• Patients with severe thermal burns have a considerable risk of death and morbidity.
  • Check for evidence of respiratory distress and smoke inhalation injury, which is a common cause of death in case of acute burn injury.
  • Laryngeal edema can develop suddenly.
  • Fluid resuscitation and the need for transfer are guided by burn depth and size.
  • Vascular collapse from burn shock is a crucial factor.
  • It is important to initiate rapid, aggressive fluid resuscitation to reconstitute intravascular volume and maintain end-organ perfusion.
  • The fluid requirement during the initial 24 hours of treatment is 4 mL/kg body weight for each percent of total body surface area burned, given IV. Superficial burns are not included in this calculation. Half of the calculated fluid need is to be given in the initial 8 hours; the remaining half is given over the next 16 hours.

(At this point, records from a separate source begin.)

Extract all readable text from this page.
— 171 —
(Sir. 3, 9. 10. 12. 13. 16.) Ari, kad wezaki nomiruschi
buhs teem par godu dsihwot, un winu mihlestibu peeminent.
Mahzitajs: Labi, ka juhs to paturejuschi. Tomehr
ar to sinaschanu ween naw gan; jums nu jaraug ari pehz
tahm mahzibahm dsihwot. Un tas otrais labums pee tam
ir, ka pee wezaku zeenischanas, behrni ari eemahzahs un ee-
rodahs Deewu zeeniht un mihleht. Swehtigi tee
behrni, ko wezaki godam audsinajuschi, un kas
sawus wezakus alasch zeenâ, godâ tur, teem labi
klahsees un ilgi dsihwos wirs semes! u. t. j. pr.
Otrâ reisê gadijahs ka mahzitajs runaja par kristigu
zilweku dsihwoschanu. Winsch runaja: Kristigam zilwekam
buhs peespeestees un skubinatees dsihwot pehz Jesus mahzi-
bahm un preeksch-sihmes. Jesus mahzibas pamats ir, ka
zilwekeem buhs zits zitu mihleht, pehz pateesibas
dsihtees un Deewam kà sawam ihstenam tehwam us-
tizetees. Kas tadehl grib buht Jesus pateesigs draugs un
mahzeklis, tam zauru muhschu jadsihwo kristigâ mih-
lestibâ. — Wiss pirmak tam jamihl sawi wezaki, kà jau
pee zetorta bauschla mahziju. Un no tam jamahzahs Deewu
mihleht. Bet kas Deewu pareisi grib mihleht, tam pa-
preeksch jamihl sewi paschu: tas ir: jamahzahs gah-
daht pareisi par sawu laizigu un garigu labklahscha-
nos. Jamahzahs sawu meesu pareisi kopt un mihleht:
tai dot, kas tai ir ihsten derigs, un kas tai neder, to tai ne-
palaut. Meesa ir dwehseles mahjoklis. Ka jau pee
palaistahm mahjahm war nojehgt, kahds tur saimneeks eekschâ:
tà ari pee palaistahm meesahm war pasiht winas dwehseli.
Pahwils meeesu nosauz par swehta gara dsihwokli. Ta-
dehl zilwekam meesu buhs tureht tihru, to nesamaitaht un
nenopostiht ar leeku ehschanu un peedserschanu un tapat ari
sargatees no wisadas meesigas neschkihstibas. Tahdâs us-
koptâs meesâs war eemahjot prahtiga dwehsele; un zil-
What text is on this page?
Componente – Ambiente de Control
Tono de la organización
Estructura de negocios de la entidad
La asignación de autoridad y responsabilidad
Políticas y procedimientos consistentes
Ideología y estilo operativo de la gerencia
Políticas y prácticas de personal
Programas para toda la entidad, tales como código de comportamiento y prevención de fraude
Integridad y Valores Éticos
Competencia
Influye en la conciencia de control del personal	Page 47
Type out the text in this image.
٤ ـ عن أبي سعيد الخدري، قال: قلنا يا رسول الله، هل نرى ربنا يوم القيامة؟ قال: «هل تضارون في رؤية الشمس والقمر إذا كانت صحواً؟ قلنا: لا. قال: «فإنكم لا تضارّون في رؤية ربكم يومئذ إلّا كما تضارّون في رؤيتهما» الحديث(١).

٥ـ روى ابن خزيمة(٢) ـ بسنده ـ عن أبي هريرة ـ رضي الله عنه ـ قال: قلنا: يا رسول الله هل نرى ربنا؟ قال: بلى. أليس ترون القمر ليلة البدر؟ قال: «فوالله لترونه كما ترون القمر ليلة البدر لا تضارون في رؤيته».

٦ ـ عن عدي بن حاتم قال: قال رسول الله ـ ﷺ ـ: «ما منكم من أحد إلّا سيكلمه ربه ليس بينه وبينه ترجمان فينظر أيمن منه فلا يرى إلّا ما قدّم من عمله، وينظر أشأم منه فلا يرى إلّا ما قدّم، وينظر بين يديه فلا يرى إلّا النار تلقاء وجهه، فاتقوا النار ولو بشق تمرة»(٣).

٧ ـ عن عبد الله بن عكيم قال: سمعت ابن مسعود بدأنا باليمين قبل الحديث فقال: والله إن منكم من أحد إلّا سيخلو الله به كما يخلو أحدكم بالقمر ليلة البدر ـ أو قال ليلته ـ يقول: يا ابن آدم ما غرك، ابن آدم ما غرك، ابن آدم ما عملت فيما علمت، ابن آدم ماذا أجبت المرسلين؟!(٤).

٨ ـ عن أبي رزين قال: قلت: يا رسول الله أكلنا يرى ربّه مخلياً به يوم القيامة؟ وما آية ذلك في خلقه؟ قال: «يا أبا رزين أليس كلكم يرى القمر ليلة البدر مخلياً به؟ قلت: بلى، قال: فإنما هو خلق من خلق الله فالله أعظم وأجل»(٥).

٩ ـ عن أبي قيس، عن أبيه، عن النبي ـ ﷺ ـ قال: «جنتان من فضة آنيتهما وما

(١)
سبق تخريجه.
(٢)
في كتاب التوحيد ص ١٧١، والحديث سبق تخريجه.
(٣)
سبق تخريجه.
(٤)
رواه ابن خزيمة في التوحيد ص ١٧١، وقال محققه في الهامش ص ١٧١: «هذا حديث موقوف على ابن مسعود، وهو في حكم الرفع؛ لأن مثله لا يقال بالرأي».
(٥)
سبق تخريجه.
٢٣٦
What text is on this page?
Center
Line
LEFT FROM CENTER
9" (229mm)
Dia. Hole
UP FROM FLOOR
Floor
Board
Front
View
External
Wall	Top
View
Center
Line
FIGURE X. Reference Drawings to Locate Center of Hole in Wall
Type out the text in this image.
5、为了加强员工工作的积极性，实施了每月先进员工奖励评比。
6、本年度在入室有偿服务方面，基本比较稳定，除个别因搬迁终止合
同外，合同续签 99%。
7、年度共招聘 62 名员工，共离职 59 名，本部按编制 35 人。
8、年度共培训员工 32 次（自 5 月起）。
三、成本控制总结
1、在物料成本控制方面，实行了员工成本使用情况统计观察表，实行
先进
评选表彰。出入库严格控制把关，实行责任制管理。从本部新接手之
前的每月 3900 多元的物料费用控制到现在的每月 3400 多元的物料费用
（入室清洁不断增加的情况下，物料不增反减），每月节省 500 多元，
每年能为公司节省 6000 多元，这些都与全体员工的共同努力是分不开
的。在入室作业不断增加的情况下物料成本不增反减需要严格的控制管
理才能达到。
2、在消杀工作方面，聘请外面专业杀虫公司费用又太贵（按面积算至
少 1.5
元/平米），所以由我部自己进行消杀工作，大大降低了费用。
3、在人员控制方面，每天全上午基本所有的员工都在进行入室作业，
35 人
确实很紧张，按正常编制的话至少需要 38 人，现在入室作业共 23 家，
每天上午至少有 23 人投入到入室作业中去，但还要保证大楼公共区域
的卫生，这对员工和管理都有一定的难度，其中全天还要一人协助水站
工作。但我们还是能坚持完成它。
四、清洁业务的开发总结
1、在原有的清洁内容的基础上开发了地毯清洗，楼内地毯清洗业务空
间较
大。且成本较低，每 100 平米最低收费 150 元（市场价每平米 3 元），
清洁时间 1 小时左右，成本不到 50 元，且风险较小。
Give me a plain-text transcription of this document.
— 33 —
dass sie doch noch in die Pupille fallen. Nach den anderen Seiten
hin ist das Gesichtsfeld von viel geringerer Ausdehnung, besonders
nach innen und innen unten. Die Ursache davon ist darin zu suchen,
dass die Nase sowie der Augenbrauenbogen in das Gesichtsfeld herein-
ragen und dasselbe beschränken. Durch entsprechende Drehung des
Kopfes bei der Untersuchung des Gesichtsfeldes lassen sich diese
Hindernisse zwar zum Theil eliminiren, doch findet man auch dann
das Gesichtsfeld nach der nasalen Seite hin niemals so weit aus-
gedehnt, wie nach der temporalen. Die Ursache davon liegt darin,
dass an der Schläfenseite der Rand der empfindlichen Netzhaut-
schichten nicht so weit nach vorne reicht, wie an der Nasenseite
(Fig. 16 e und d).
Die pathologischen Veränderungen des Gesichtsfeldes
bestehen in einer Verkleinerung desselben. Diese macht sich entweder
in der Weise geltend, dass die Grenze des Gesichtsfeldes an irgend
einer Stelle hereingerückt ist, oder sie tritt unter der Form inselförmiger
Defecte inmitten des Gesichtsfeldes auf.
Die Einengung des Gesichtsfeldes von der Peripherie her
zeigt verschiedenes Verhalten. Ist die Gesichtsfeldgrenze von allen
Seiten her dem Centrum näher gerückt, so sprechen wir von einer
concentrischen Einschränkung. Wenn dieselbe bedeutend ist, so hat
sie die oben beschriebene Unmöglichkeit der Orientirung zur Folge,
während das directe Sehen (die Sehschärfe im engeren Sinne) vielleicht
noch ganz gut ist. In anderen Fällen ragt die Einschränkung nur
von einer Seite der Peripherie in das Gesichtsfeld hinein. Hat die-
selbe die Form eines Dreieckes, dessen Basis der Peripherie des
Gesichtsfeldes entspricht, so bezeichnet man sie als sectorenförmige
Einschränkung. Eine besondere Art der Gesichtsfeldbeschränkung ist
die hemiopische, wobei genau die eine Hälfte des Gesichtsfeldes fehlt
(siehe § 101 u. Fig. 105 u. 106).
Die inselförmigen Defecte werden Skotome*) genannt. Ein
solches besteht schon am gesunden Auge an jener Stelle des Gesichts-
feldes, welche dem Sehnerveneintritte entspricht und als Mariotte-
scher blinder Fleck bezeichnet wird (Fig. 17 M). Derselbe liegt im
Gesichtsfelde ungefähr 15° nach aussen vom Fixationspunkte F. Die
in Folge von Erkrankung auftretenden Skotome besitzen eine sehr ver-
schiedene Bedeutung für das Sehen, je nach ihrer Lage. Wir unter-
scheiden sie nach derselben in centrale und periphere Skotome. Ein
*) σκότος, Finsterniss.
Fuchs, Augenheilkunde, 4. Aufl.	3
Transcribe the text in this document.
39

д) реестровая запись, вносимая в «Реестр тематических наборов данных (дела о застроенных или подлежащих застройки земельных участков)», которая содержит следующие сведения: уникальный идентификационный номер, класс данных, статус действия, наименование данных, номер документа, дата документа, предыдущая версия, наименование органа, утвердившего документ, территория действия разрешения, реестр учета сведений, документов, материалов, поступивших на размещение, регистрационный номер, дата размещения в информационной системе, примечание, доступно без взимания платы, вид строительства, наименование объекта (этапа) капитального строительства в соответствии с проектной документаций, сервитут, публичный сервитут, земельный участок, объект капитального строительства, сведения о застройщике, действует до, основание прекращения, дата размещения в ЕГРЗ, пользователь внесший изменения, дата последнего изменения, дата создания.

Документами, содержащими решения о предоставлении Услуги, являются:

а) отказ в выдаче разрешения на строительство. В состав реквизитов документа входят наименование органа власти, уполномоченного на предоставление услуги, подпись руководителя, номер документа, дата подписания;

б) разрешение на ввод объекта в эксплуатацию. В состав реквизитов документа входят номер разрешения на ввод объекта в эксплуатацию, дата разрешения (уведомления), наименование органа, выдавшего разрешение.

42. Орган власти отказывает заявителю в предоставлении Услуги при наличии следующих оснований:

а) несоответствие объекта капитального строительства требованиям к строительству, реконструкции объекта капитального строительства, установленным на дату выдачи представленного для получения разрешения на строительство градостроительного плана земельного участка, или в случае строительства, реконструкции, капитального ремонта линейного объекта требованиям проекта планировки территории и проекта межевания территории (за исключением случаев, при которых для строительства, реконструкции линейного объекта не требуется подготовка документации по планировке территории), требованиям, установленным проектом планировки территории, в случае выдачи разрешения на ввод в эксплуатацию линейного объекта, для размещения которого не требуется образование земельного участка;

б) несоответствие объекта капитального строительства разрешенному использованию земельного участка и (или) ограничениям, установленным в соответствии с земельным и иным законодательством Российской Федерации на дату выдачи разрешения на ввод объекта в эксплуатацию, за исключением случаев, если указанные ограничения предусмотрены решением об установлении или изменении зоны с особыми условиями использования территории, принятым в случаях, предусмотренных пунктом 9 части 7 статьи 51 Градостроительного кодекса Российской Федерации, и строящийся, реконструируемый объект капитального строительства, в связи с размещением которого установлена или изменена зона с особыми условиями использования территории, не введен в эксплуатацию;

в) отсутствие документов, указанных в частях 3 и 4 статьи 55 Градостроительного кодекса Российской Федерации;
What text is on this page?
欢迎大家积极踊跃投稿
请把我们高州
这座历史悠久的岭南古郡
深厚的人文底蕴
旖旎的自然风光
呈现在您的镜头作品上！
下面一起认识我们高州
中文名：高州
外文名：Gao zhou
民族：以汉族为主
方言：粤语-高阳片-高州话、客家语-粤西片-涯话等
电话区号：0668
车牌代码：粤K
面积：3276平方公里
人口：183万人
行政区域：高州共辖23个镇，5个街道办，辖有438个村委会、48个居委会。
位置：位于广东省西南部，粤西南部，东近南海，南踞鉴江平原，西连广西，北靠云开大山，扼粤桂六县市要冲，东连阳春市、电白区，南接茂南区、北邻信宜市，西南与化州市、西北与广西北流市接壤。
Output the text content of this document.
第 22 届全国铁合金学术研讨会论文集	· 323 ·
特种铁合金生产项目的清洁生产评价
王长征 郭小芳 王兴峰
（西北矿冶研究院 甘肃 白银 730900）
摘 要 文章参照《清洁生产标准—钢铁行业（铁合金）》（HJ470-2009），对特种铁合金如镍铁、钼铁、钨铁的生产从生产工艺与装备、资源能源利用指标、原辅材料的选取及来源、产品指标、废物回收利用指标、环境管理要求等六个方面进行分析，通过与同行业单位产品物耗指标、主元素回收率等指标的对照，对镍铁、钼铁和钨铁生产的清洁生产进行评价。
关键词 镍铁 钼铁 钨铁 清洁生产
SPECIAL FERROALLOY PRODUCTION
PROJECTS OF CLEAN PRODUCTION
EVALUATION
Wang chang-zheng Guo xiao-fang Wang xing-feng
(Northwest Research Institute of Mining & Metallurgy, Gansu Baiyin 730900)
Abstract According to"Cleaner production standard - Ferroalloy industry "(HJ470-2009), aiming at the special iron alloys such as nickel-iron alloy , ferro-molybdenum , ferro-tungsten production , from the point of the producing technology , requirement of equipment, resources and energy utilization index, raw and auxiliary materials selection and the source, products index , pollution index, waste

  • It is important to monitor urine output and to maintain hourly urine output at 0.5 mL/kg in adults.
  • Burn patients may have been exposed to carbon monoxide and require high-flow oxygen.
  • Cool and clean the burn wounds, but avoid inducing hypothermia.
  • Any jewellery and any hot or burned clothing and debris not adherent to the skin must be removed.
  • Irrigation with cool water may be used.
  • Topical antibiotics to be applied to all non-superficial burns.
  • Give opioids for pain management; provide tetanus prophylaxis.